There's something slightly surreal about the current debate in Japan over whether to move the government out of Tokyo, the country's power locus. It's an idea that has been pushed by the long-ruling Liberal Democratic Party (LDP) and is actually getting serious consideration in the Japanese Diet now.
The Dump Tokyo crowd thinks 21st century Japan needs a new capital. Tokyo is too crowded, too expensive, and earthquake-prone, they argue. All true, I guess. My favorite argument, though, is that shipping Japan's powerful ministries out to the sticks is the only way to break the corrupt nexus between bureaucrats and the business world. On top of that, the economy would get a fresh boost from the multiplier effect such a major public-works bonanza would bring.
A fresh boost? Come on. First, the country has spent $1 trillion-plus on building bridges, highways, and concert halls in rural Japan with little to show for it except a world-class budget deficit. Japan is swimming in a sea of red ink, and growth is stagnant. I doubt spending an estimated $200 billion to move the government to rural areas--such as the Fukushima, Gifu, or Kinki regional prefectures--would do much better.
Also, let's strip away the rhetoric. This proposal's backers in the LDP really don't care all that much about improving the "administrative efficiency" that they're spouting about these days. Moving the capital would be the mother of all public-works projects--and yet another wealth transfer from Japanese taxpayers in big cities like Tokyo and Osaka to their brethren in rural areas.

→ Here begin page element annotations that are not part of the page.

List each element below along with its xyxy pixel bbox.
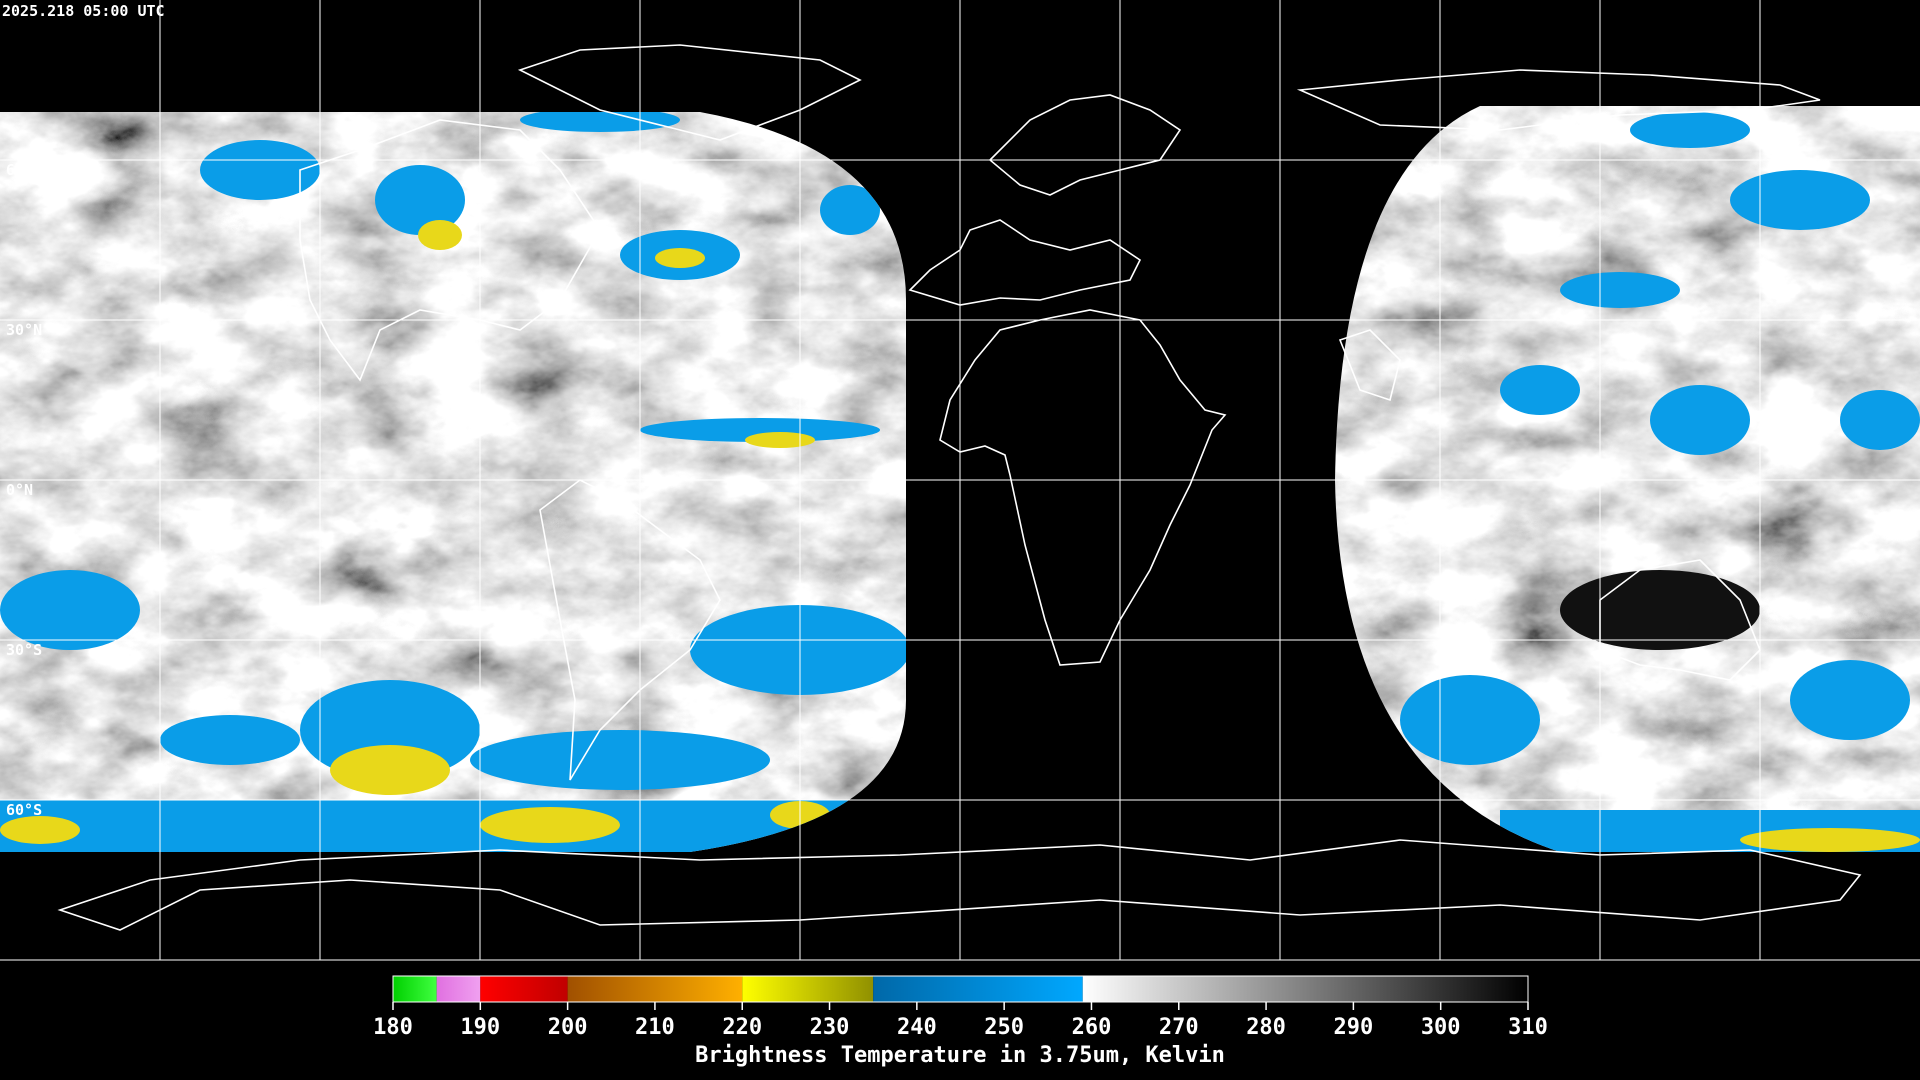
colorbar-segment: [436, 976, 481, 1002]
coastlines: [57, 44, 1862, 931]
latitude-label: 30°S: [6, 641, 42, 659]
colorbar-segment: [742, 976, 874, 1002]
colorbar-tick-label: 290: [1334, 1015, 1374, 1040]
left-imagery: [0, 112, 906, 852]
colorbar-tick-label: 210: [635, 1015, 675, 1040]
colorbar-segment: [393, 976, 437, 1002]
latitude-label: 60°S: [6, 801, 42, 819]
colorbar-tick-label: 270: [1159, 1015, 1199, 1040]
colorbar: 180 190 200 210 220 230 240 250 260 270 280 290 300 3…: [373, 975, 1548, 1040]
colorbar-tick-label: 190: [460, 1015, 500, 1040]
colorbar-label: Brightness Temperature in 3.75um, Kelvin: [695, 1043, 1225, 1068]
colorbar-segment: [480, 976, 568, 1002]
graticule: [0, 0, 1920, 961]
latitude-labels: 60°N 30°N 0°N 30°S 60°S: [6, 161, 42, 819]
colorbar-tick-label: 280: [1246, 1015, 1286, 1040]
colorbar-tick-label: 200: [548, 1015, 588, 1040]
colorbar-frame: [392, 975, 1529, 1003]
colorbar-tick-label: 240: [897, 1015, 937, 1040]
latitude-label: 0°N: [6, 481, 33, 499]
colorbar-segment: [567, 976, 743, 1002]
colorbar-tick-label: 230: [810, 1015, 850, 1040]
timestamp: 2025.218 05:00 UTC: [2, 2, 165, 20]
colorbar-tick-label: 260: [1072, 1015, 1112, 1040]
colorbar-tick-label: 220: [722, 1015, 762, 1040]
colorbar-tick-label: 250: [984, 1015, 1024, 1040]
right-imagery: [1335, 106, 1920, 852]
colorbar-tick-label: 310: [1508, 1015, 1548, 1040]
colorbar-tick-label: 180: [373, 1015, 413, 1040]
latitude-label: 60°N: [6, 161, 42, 179]
colorbar-tick-label: 300: [1421, 1015, 1461, 1040]
colorbar-segment: [873, 976, 1083, 1002]
latitude-label: 30°N: [6, 321, 42, 339]
colorbar-segment: [1082, 976, 1528, 1002]
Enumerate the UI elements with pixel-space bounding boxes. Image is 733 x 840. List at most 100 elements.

Fact is, the LDP lost badly in this summer's general election--at the hands of city voters. The LDP's support base, once solid countrywide, is centered out in the hinterlands today. And despite the fact that most people in Tokyo hate the idea of losing the seat of government to some upstart region, the LDP continues to push the idea forward.
Relocating the capital of Japan may happen someday, but not anytime soon. For one thing, Japan just can't afford the price tag of shipping out the ministries. Former Prime Minister Yasuhiro Nakasone thinks the idea is flimsy and he wants the Diet to shelve it for good.
If the LDP ever wants to cultivate urban voters, it should focus not on stripping Tokyo of its influence, but on investing money to raise living standards and the quality of life for the throng already here. It isn't the provinces that need help. It's Japan's cities where reforms and fresh investments could improve the quality of urban housing that is substandard, cramped, and overpriced.
If the goal is really to rein in the bureaucrats who meddle in the economic affairs of the state, it's a question of mind-set, not geography. If the LDP is serious, it should make sure that a plan to overhaul and nearly halve the principal government agencies and ministries starting next January stays on track.
BETTER IDEAS. Rather than spending more money on bridges and tunnels in the provinces, Japan needs to follow through on plans to rewire cities and plow what it can into new growth industries to prepare for the Information Age. Also, if it took a machete to the pointless regulations and barriers keeping Japanese housing prices and telecommunication costs and services at nose-bleed levels, those souls living not only in the tiny hamlets of northwest Japan but also the urban sprawls along the Pacific Coast would see their living standards rise.
But that's the sort of thing that requires focus, political courage, and vision. It's far easier to back a wasteful and quixotic campaign to move the capital that will benefit a narrow constituency and make a few construction companies very rich. The LDP has much more pressing things to worry about.